Unas de las cosas que habían vendido para salir un poco del paso mientras estaban en Vermont, poco antes de mudarse a Colorado, fue la colección de antiguos álbumes de rock and roll y de rythme and blues que tenía Jack, y que fueron a parar a la subasta a un dólar por disco. Uno de esos álbumes, el favorito de Danny, era una colección de discos dobles de Eddie Cochran con cuatro páginas en la cubierta con notas de Lenny Kaye.

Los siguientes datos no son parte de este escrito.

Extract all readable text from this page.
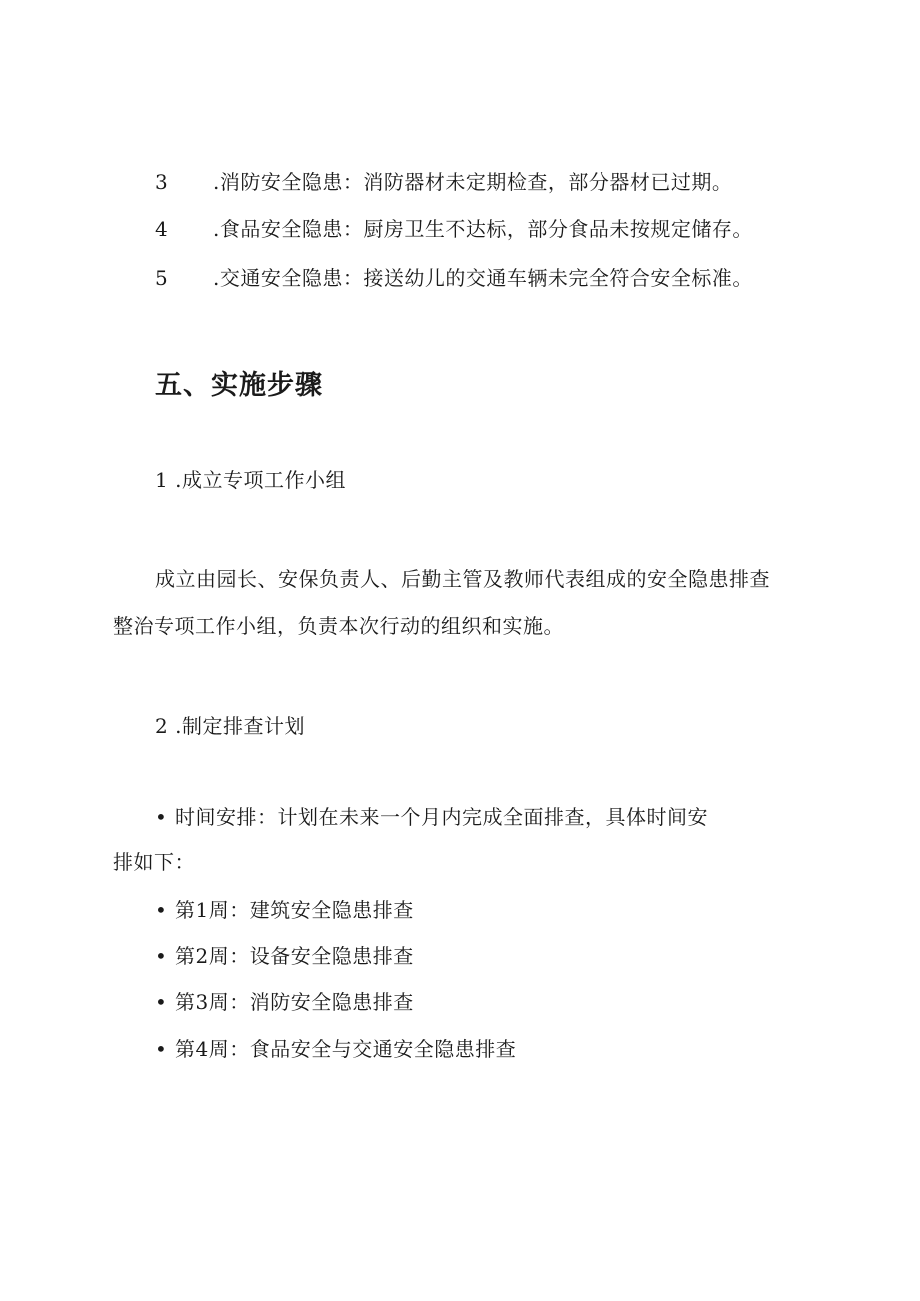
3 .消防安全隐患：消防器材未定期检查，部分器材已过期。
4 .食品安全隐患：厨房卫生不达标，部分食品未按规定储存。
5 .交通安全隐患：接送幼儿的交通车辆未完全符合安全标准。
五、实施步骤
1 .成立专项工作小组
成立由园长、安保负责人、后勤主管及教师代表组成的安全隐患排查
整治专项工作小组，负责本次行动的组织和实施。
2 .制定排查计划
• 时间安排：计划在未来一个月内完成全面排查，具体时间安
排如下：
• 第1周：建筑安全隐患排查
• 第2周：设备安全隐患排查
• 第3周：消防安全隐患排查
• 第4周：食品安全与交通安全隐患排查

Muchas veces, a Wendy la había sorprendido la fascinación de Danny por ese determinado álbum de un hombre-niño que vivió deprisa y murió joven… que había muerto cuando ella sólo tenía 10 años.

Ahora, a las siete y cuarto (hora de las montañas), en el momento en que Dick Hallorann le contaba a Queems la historia del amante blanco de su ex mujer, Wendy se encontró a Danny sentado en mitad de la escalera que iba del vestíbulo a la primera planta, pasándose de una mano a otra una pelota roja de goma y cantando con voz baja y monocorde una de las canciones de ese álbum:

So /climb one-two flight three flight four, five flight six flight seven flight more… when I get to the top, I'm too tired to rock…[7]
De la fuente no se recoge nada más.